Health insurance policies are required by law, but they are often flawed

If you have health insurance, chances are you’ve been frustrated at some point trying to find a doctor or specialist in your plan’s network.

You find several providers in your plan list, and you call them. All of them. But the number is wrong. Or the doctor has moved or retired or is not accepting new patients. Or the next available period is three months. Or the provider is not in your network.

Even federal and state laws that require accurate health care information, can contain errors and are often out of date.

Poor documentation doesn’t just hinder our ability to care. They also show that health insurers aren’t meeting requirements to provide timely care — even when they tell regulators they are.

Worse, patients who rely on inaccurate information can face higher bills from doctors or hospitals that are outside their network.

In 2016, California passed the law improving the accuracy of donor guides. The government is trying to deal with long-standing problems, which shows embarrassing in 2014, when Covered California, the state’s insurance marketplace created after passage of the Affordable Care Act, was forced to retract its flawed manual within its first year.

Also in 2016, the federal Centers for Medicare & Medicaid Services requested very accurate for Medicare Advantage health plans and plans sold in the federal ACA marketplace. A federal agency No Surprises Actwhich started working this year, continues similar rules for employer-based and private health plans.

The No Surprises Act states that patients who rely on information in their provider records and unknowingly end up seeing doctors outside their network will not have to pay more than they would have paid for an in-network provider.

Unfortunately, poor documentation continues to plague the health care system.

A study published in June in the Journal of Health Politics, Policy and Law analyzed data from the California Department of Managed Health Care on directory accuracy and timely access to care. It found that, if it’s good, consumers can get an appointment with an urgent problem with only 54% of the doctors listed in the book. At worst: 28%. In the usual care selection, the best cases were 64% and the worst 35%.

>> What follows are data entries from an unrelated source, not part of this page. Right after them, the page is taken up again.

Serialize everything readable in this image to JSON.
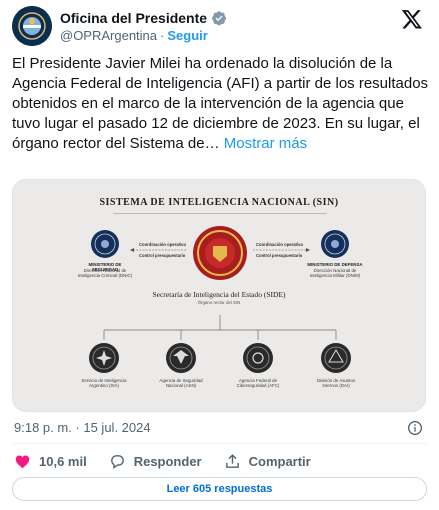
{
  "header": {
    "account_name": "Oficina del Presidente",
    "handle": "@OPRArgentina",
    "separator": "·",
    "follow_label": "Seguir"
  },
  "tweet": {
    "text": "El Presidente Javier Milei ha ordenado la disolución de la Agencia Federal de Inteligencia (AFI) a partir de los resultados obtenidos en el marco de la intervención de la agencia que tuvo lugar el pasado 12 de diciembre de 2023. En su lugar, el órgano rector del Sistema de…",
    "show_more": "Mostrar más",
    "timestamp": "9:18 p. m. · 15 jul. 2024"
  },
  "diagram": {
    "title": "SISTEMA DE INTELIGENCIA NACIONAL (SIN)",
    "left_org": {
      "title": "MINISTERIO DE SEGURIDAD",
      "sub": "Dirección Nacional de Inteligencia Criminal (DNIC)"
    },
    "right_org": {
      "title": "MINISTERIO DE DEFENSA",
      "sub": "Dirección Nacional de Inteligencia Militar (DNIM)"
    },
    "arrow_top": "Coordinación operativa",
    "arrow_bottom": "Control presupuestario",
    "center_title": "Secretaría de Inteligencia del Estado (SIDE)",
    "center_sub": "Órgano rector del SIN",
    "children": [
      {
        "label": "Servicio de Inteligencia Argentino (SIA)"
      },
      {
        "label": "Agencia de Seguridad Nacional (ASN)"
      },
      {
        "label": "Agencia Federal de Ciberseguridad (AFC)"
      },
      {
        "label": "División de Asuntos Internos (DAI)"
      }
    ]
  },
  "actions": {
    "likes": "10,6 mil",
    "reply_label": "Responder",
    "share_label": "Compartir"
  },
  "replies_button": "Leer 605 respuestas",
  "colors": {
    "link_blue": "#1d9bf0",
    "like_red": "#f91880",
    "verified_gray": "#829aab"
  }
}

The main point, the authors wrote, “even the progressive and pro-consumer laws and regulations have failed to provide adequate protection for consumers.”

Few know this better than Dan O’Neill. San Francisco’s health director called the doctors listed on his health plan, through a large national network, and couldn’t get an appointment. No one she spoke to could tell her if UCSF Health, one of the city’s health services, was in her network.

O’Neill said: “I spent about a week trying to get it resolved and then I gave up and paid $75 to go to the hospital because it was the only way I could do it. “Now I live seven or eight minutes from the main buildings of UCSF, and, to this day, I don’t know if they’re online or not, which is crazy because I do this professionally.”

Consumer health advocates say insurers aren’t tracking site accuracy.

“We have health plans with millions of people enrolled and hundreds of millions more in the reserves,” says Beth Capell, an advocate for Health Access California. “These people have the resources to do this if they think it’s necessary.”

Industry researchers and academics say it’s more complicated than that.

Health plans interact with hundreds of thousands of providers and must pester them to send updates. Do they still have the same behavior? At the same address? Accepting new patients?

For doctors and other clinicians, responding to such research — sometimes from multiple health systems — is not high on their to-do list. Insurers often offer multiple health plans, each with different coverage groups, which are not always known.

The law gives insurers an opportunity to hold providers accountable, and business has begun to revolve around collecting provider updates through a central portal and selling the information to health plans. Yet health plans and providers often have outdated systems that don’t connect.

A major improvement in health care policy will require “a lot more communication and coordination,” says Simon Haeder of Texas A&M University’s School of Public Health, a co-author of the study on directory accuracy and timeliness.

Until that happens, you have to take care of yourself. Use your health care directory as your first stop or to see if a doctor recommended by a friend is in your network.

Remember the rules that say you can’t be charged out-of-network rates if the doctor you go to is listed on your health plan? You have to prove that it was. So take a picture of the book that shows the donor’s name – and save it.

Call your doctor’s office for a second evaluation. Take notes. Find the name of the person you spoke to. If there are any inconsistencies or if you find any errors, report them to your health plan.

KHN (Kaiser Health News) is a national newsroom that produces in-depth health journalism.